Fratelli d’Italia a Siena: tra retorica dell’underdog e nodi di potere irrisolti
6 Settembre 2025
L’articolo di Roberto Barzanti, apparso oggi sul Corriere Fiorentino, coglie con precisione il clima che si respira a Siena: un misto di attesa, timore e curiosità di fronte a un processo che, pur non essendo nato in città, avrà conseguenze profonde sul suo futuro. La sottolineatura del passaggio dall’Ops all’Opas — l’introduzione della componente in denaro — è puntuale: è questa la variabile che rende più realistico il superamento della soglia del 50%, segnando la vera svolta dell’operazione.
Accanto alle suggestioni — la “banca bicefala”, le risonanze storiche di Montaperti, la dimensione identitaria del Monte — occorre andare oltre. Perché la domanda non è se Mps resterà a Siena come marchio o sede, ma se saranno preservate funzioni operative, occupazione, servizi di credito per famiglie e imprese — ovvero quel rapporto vitale con l’economia toscana che, senza adeguate garanzie, rischia di diventare un simulacro.
Il nodo, evocato ma non sciolto da Barzanti, è la natura del “terzo polo” in formazione: sarà un soggetto competitivo solo finanziariamente, o una banca capace davvero di sostenere sviluppo industriale, innovazione e coesione sociale? La convivenza tra banca d’affari e banca retail non si realizza per suggestione simbolica: richiede una strategia chiara e un piano industriale trasparente.

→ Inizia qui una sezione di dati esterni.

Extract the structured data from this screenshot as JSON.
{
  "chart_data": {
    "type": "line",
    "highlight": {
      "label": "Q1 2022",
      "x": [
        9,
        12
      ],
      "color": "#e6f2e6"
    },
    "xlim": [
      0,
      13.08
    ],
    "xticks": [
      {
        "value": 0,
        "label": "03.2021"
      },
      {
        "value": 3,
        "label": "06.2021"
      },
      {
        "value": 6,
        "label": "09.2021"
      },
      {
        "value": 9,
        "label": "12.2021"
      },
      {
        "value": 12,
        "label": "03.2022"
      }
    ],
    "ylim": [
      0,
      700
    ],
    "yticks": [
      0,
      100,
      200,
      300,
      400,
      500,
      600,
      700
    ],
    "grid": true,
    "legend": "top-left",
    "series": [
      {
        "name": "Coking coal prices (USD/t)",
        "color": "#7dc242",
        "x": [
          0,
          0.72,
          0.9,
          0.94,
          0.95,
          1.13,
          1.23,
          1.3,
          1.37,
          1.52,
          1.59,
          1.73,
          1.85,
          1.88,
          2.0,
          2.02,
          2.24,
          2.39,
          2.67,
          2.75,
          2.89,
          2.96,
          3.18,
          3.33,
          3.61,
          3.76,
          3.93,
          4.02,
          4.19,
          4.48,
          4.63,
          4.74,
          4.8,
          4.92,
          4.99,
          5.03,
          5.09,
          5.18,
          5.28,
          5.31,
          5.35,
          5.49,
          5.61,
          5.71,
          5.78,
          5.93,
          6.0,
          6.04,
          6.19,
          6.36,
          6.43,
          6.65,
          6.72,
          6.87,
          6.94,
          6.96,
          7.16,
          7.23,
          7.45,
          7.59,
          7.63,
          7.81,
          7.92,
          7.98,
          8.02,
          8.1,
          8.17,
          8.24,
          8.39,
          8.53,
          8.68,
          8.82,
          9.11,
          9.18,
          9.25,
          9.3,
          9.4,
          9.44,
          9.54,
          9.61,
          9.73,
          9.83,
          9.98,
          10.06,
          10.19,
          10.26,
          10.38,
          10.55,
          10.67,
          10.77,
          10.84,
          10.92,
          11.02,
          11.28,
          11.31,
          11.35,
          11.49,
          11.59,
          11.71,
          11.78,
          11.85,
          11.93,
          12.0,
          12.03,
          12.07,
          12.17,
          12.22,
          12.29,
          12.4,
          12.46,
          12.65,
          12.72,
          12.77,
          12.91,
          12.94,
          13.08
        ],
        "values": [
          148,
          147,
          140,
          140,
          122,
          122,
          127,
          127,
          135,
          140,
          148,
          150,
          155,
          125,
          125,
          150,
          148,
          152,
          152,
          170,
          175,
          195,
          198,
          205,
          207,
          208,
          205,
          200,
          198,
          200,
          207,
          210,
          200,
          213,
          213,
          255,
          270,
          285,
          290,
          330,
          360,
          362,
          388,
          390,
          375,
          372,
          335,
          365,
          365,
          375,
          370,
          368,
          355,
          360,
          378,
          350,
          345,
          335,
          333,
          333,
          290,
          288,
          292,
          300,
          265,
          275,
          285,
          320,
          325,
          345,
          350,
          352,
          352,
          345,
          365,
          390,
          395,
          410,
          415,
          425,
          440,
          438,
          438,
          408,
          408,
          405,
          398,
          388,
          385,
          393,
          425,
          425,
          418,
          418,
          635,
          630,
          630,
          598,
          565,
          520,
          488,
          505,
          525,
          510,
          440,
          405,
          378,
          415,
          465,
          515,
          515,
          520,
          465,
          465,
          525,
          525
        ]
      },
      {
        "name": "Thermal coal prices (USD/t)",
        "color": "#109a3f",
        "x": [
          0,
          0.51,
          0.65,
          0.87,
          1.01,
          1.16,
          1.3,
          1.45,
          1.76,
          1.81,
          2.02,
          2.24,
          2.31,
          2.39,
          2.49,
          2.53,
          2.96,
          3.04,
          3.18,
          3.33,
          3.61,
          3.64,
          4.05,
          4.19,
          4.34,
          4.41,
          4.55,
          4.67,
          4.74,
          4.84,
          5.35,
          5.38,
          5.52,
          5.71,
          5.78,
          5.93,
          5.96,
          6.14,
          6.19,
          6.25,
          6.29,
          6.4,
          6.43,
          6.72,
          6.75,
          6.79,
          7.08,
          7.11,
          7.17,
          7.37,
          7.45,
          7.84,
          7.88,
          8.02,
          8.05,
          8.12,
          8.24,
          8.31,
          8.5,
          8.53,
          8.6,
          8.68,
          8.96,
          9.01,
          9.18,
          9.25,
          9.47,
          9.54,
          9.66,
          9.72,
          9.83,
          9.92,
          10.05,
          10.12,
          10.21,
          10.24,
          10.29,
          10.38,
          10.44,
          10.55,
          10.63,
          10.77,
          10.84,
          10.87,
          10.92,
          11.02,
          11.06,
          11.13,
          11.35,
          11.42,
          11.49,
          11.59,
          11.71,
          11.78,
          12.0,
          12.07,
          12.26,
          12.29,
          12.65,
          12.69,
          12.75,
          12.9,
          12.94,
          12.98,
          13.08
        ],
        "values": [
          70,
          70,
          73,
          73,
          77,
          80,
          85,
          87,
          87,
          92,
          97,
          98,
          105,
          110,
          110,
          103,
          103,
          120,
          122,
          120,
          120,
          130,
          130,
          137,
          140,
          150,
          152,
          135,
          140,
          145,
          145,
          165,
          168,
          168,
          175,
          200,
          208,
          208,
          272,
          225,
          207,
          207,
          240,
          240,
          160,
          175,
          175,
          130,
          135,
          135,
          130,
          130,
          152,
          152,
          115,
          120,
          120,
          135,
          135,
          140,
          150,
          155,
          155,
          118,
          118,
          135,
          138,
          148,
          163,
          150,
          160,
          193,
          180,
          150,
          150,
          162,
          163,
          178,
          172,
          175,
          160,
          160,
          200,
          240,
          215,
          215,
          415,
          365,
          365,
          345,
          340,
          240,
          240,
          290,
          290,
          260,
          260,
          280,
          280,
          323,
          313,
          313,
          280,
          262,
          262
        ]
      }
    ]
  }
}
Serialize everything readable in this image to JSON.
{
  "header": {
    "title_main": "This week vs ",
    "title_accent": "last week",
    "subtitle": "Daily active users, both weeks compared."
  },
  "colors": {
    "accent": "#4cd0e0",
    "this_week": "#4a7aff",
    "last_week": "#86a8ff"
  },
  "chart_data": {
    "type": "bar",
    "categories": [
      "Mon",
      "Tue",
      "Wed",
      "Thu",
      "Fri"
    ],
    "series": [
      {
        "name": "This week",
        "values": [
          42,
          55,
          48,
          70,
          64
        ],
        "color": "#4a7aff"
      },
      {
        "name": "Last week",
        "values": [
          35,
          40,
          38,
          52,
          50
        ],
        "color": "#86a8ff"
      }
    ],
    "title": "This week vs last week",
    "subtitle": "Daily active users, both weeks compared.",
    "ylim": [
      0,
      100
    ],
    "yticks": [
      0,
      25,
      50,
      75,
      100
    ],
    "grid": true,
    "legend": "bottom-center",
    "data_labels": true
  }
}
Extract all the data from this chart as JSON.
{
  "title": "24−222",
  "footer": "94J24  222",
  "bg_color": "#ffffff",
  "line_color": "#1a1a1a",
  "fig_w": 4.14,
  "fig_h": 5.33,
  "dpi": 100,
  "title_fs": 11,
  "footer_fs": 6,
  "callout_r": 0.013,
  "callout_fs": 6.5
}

E qui entrano i numeri: Intesa Sanpaolo ha chiuso il 2024 con un utile netto di circa 8,6–8,7 miliardi di euro; UniCredit ha fatto ancora meglio, con circa 9,7 miliardi; Mps, nello stesso anno, si è fermata a circa 1,95 miliardi, meno di un quarto rispetto ai due colossi. Questa distanza non è soltanto contabile: è strategica. Intesa e UniCredit operano come gruppi integrati a livello europeo, mentre il presunto terzo polo rischia di nascere già fragile, ben al di sotto delle ambizioni che lo circondano.
Nel terreno politico, Barzanti richiama giustamente il ruolo del Tesoro e del Governo. Ma non basta. La Regione Toscana, più che osservare, deve prendere in mano la partita: chiedere garanzie concrete per il mantenimento di presidi territoriali e per la continuità del credito a sostegno del tessuto produttivo. La Fondazione Mps, oggi ridotta a una presenza simbolica, non può più essere lo strumento di rappresentanza territoriale che serve.
Il risiko bancario è tutt’altro che chiuso: le possibili mosse su Bpm o su Generali potrebbero ridurre ancora di più il peso di Mps, se non si chiarisce subito la missione del Monte. È qui che si misurerà la responsabilità della politica nazionale e regionale, non solo dei vertici bancari.
Barzanti ha ragione a evocare la necessità di “una scossa di novità”. Ma questa non può essere affidata solo alle élite finanziarie. Deve nascere da un confronto vero con i territori. Perché senza radici locali, il cosiddetto “terzo polo” rischia di restare una suggestione politica tutta italiana — tanta retorica, pochi fatti concreti, e il rischio concreto che dall’ennesima montagna di promesse nasca soltanto un topolino.